Voice Connectors
This documentation provides an overview of our Text-to-Speech (TTS) service and how you can manage TTS voices for your Digital Humans using our Voice Connectors.
Please check our documentation on Voice connectors that we support.
Need a different voice provider? You have full flexibility to create custom voice connectors. Please check out the following repository.
Text-to-Speech (TTS) Overview
Text-to-Speech (TTS) is a service that converts written text into synthesized human-like speech. Your Digital Human must have a TTS voice configured to function correctly. Our platform's Voice Connectors are designed to integrate with a variety of external TTS providers, offering you a wide selection of voice options. We are continuously adding support for new providers.
If you're interested in creating a custom Voice Connector, please use the following template as a starting point. Once you've completed your connector, please get in touch with us for final review and approval.
Supported TTS Providers
The platform relies on a number of third-party TTS providers.
Currently supported providers include:
- Elevenlabs
- Microsoft azure
Each provider has its own unique set of usable voices, and it is not possible to cross-match voices with different providers. When creating or updating a Digital Human head, you need to configure both the ttsProvider and ttsVoice parameters. These values must correspond to a valid provider name and a specific voice ID from that provider. Use the /voice/all endpoint to obtain the corresponding provider and voiceId values.
Regional Voice Compatibility
Voices available in one region may not be present in others. This can cause a Digital Human created in one region (e.g., the US) to not be fully functional in another (e.g., the EU or Australia).
To ensure that the same Digital Human is fully operational in any region, you can use our common voices file. The provided JSON file contains a list of voices that are guaranteed to be available and fully supported across all regions. We recommend using these voices for maximum compatibility and reliability.
Voice Management Endpoints
You can retrieve the list of voices and their corresponding parameters using the following API endpoints.
1. Retrieving the Full List of Voices
Use the /voice/all endpoint to obtain the complete list of supported voices, including their respective providers and IDs.
Endpoint: /voice/all
Method: GET
curl -X 'GET' \
'https://platform-api.unith.ai/voice/all?provider=azure' \
-H 'accept: application/json' \
-H 'Authorization: Bearer yourBearerToken'The response data contains the full configuration for each voice, which includes the following controllable parameters:
| Parameter | Description | Value |
|---|---|---|
| ttsProvider | The specific TTS provider name. | elevenlabs | azure | audiostack |
| ttsVoice | The unique voice identifier (Voice ID). | N/A |
| language | The human language name. | N/A |
| languageCode | The standard language code (e.g., en-US). | N/A |
| accent | The voice's regional accent. | N/A |
| gender | The intended gender characteristic of the voice. | MALE | FEMALE | NEUTRAL | UNKNOWN | CHARACTER |
2. Previewing a Voice
You can instantly preview the audio output for any given voice using the preview endpoint.

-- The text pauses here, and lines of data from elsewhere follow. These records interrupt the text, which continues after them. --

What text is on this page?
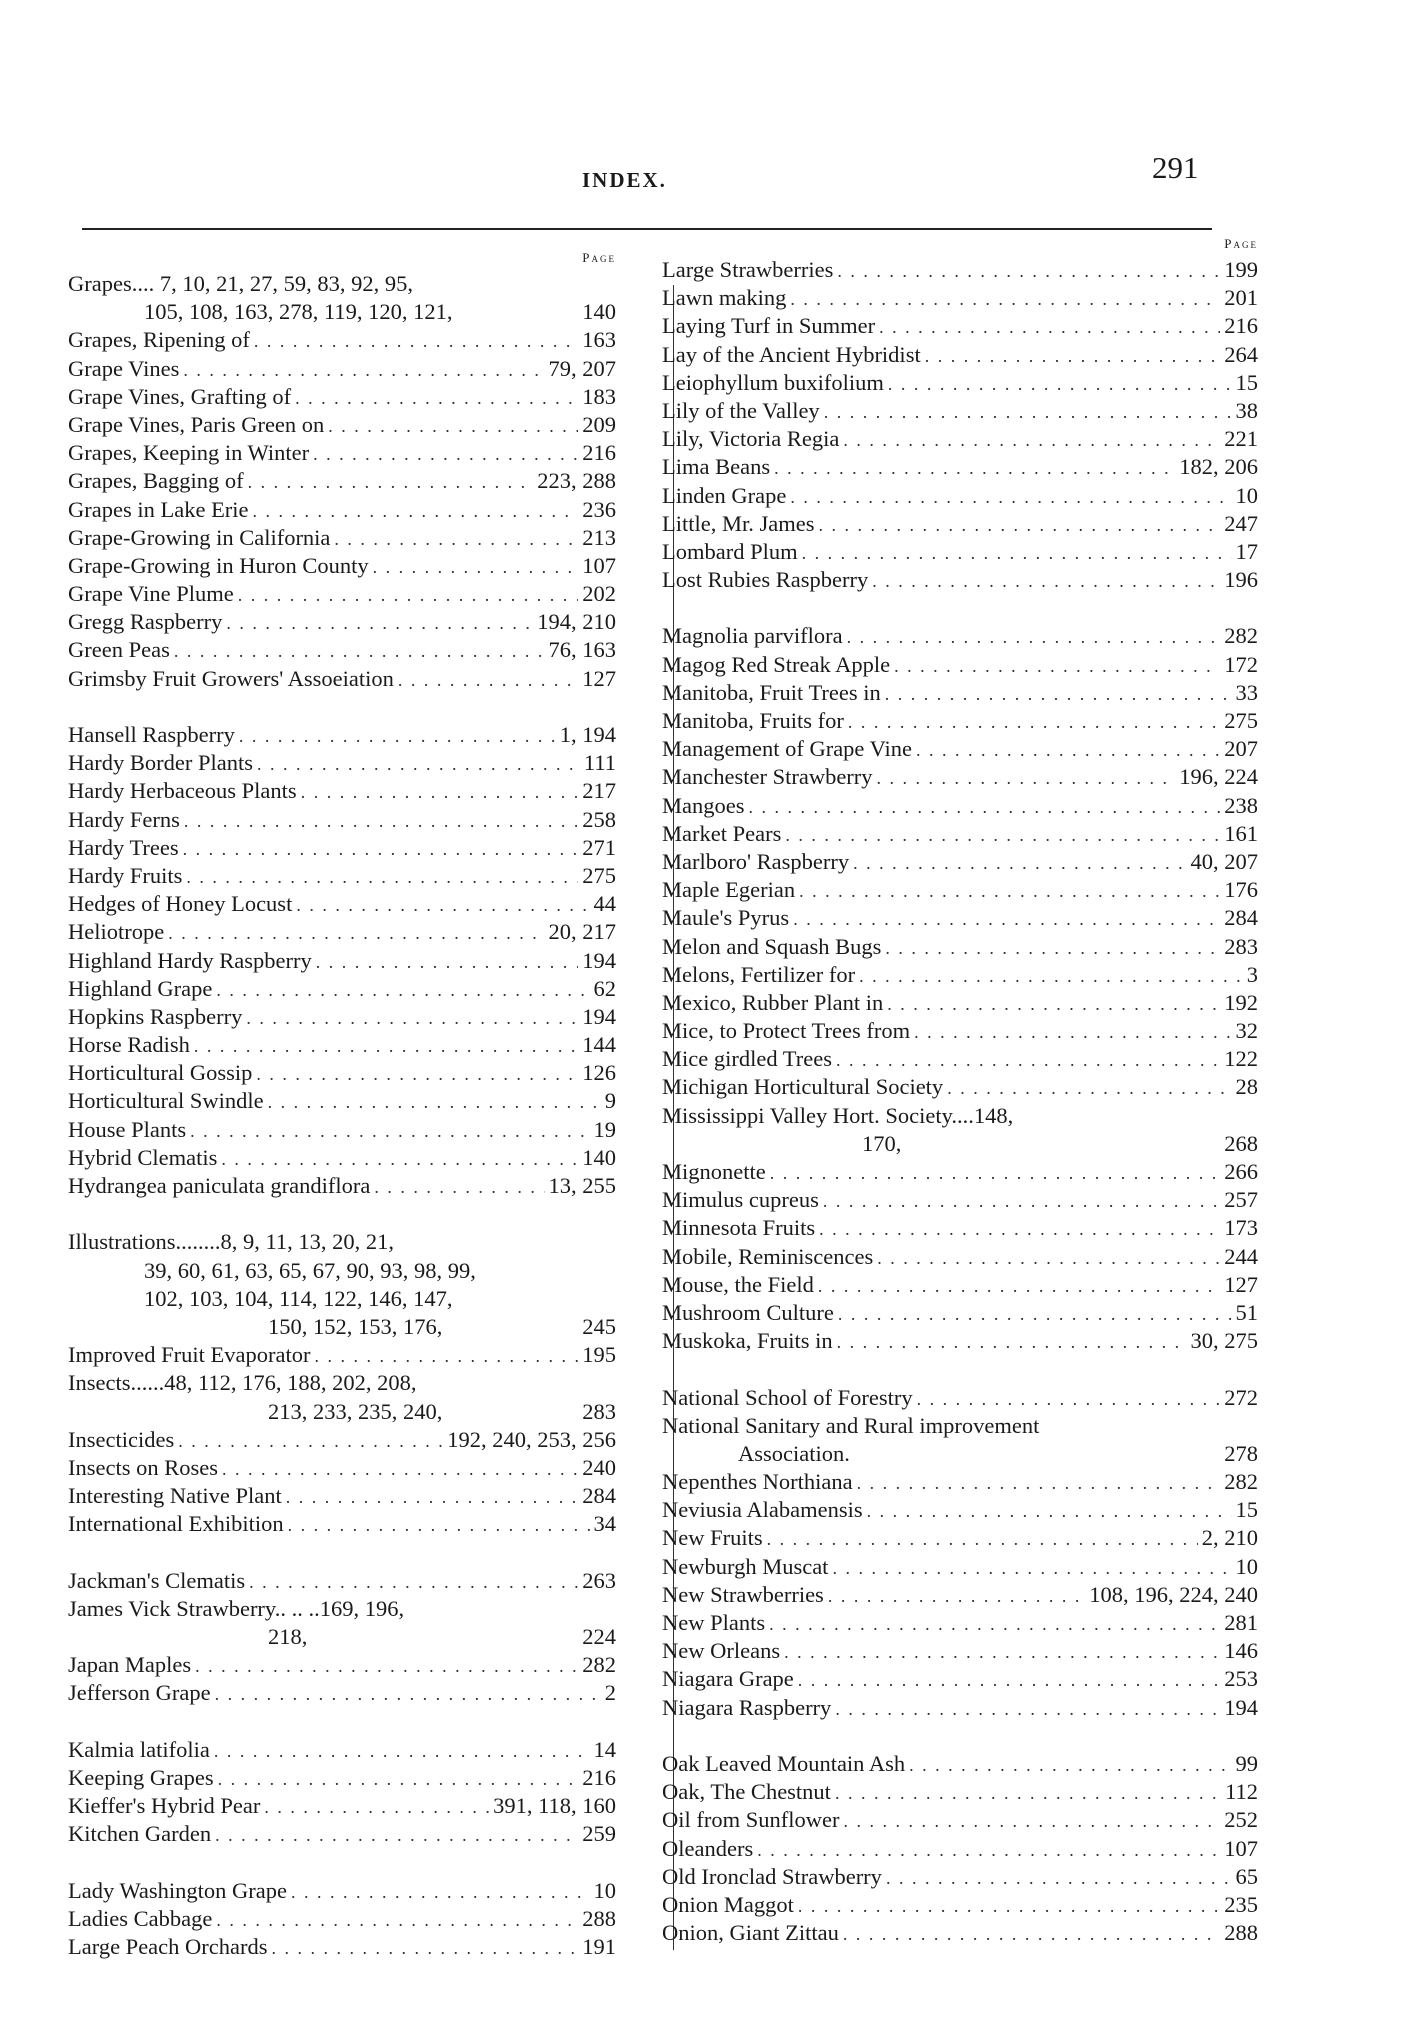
INDEX.	291
Page
Grapes.... 7, 10, 21, 27, 59, 83, 92, 95,
105, 108, 163, 278, 119, 120, 121,	140
Grapes, Ripening of . . .	163
Grape Vines . . .	79, 207
Grape Vines, Grafting of . . .	183
Grape Vines, Paris Green on . . .	209
Grapes, Keeping in Winter . . .	216
Grapes, Bagging of . . .	223, 288
Grapes in Lake Erie . . .	236
Grape-Growing in California . . .	213
Grape-Growing in Huron County . . .	107
Grape Vine Plume . . .	202
Gregg Raspberry . . .	194, 210
Green Peas . . .	76, 163
Grimsby Fruit Growers' Assoeiation . . .	127
Hansell Raspberry . . .	1, 194
Hardy Border Plants . . .	111
Hardy Herbaceous Plants . . .	217
Hardy Ferns . . .	258
Hardy Trees . . .	271
Hardy Fruits . . .	275
Hedges of Honey Locust . . .	44
Heliotrope . . .	20, 217
Highland Hardy Raspberry . . .	194
Highland Grape . . .	62
Hopkins Raspberry . . .	194
Horse Radish . . .	144
Horticultural Gossip . . .	126
Horticultural Swindle . . .	9
House Plants . . .	19
Hybrid Clematis . . .	140
Hydrangea paniculata grandiflora . . .	13, 255
Illustrations........8, 9, 11, 13, 20, 21,
39, 60, 61, 63, 65, 67, 90, 93, 98, 99,
102, 103, 104, 114, 122, 146, 147,
150, 152, 153, 176,	245
Improved Fruit Evaporator . . .	195
Insects......48, 112, 176, 188, 202, 208,
213, 233, 235, 240,	283
Insecticides . . .	192, 240, 253, 256
Insects on Roses . . .	240
Interesting Native Plant . . .	284
International Exhibition . . .	34
Jackman's Clematis . . .	263
James Vick Strawberry.. .. ..169, 196,
218,	224
Japan Maples . . .	282
Jefferson Grape . . .	2
Kalmia latifolia . . .	14
Keeping Grapes . . .	216
Kieffer's Hybrid Pear . . .	391, 118, 160
Kitchen Garden . . .	259
Lady Washington Grape . . .	10
Ladies Cabbage . . .	288
Large Peach Orchards . . .	191
Page
Large Strawberries . . .	199
Lawn making . . .	201
Laying Turf in Summer . . .	216
Lay of the Ancient Hybridist . . .	264
Leiophyllum buxifolium . . .	15
Lily of the Valley . . .	38
Lily, Victoria Regia . . .	221
Lima Beans . . .	182, 206
Linden Grape . . .	10
Little, Mr. James . . .	247
Lombard Plum . . .	17
Lost Rubies Raspberry . . .	196
Magnolia parviflora . . .	282
Magog Red Streak Apple . . .	172
Manitoba, Fruit Trees in . . .	33
Manitoba, Fruits for . . .	275
Management of Grape Vine . . .	207
Manchester Strawberry . . .	196, 224
Mangoes . . .	238
Market Pears . . .	161
Marlboro' Raspberry . . .	40, 207
Maple Egerian . . .	176
Maule's Pyrus . . .	284
Melon and Squash Bugs . . .	283
Melons, Fertilizer for . . .	3
Mexico, Rubber Plant in . . .	192
Mice, to Protect Trees from . . .	32
Mice girdled Trees . . .	122
Michigan Horticultural Society . . .	28
Mississippi Valley Hort. Society....148,
170,	268
Mignonette . . .	266
Mimulus cupreus . . .	257
Minnesota Fruits . . .	173
Mobile, Reminiscences . . .	244
Mouse, the Field . . .	127
Mushroom Culture . . .	51
Muskoka, Fruits in . . .	30, 275
National School of Forestry . . .	272
National Sanitary and Rural improvement
Association.	278
Nepenthes Northiana . . .	282
Neviusia Alabamensis . . .	15
New Fruits . . .	2, 210
Newburgh Muscat . . .	10
New Strawberries . . .	108, 196, 224, 240
New Plants . . .	281
New Orleans . . .	146
Niagara Grape . . .	253
Niagara Raspberry . . .	194
Oak Leaved Mountain Ash . . .	99
Oak, The Chestnut . . .	112
Oil from Sunflower . . .	252
Oleanders . . .	107
Old Ironclad Strawberry . . .	65
Onion Maggot . . .	235
Onion, Giant Zittau . . .	288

Endpoint: /voice/preview Method: GET
curl -X 'GET' \
'[https://platform-api.unith.ai/voice/preview?voiceId=yourVoiceId&provider=azure&text=hello%20world](https://platform-api.unith.ai/voice/preview?voiceId=yourVoiceId&provider=azure&text=hello%20world)' \
-H 'accept: application/json' \
-H 'Authorization: Bearer yourBearerToken'| Parameter | Description |
|---|---|
| voiceId | The unique ID of the voice to preview. |
| provider | The corresponding TTS provider name. |
| text | The text to be converted to speech. |
For convenience, you can also select and preview voices directly within the platform's user interface (frontend) when creating or editing a Digital Human head.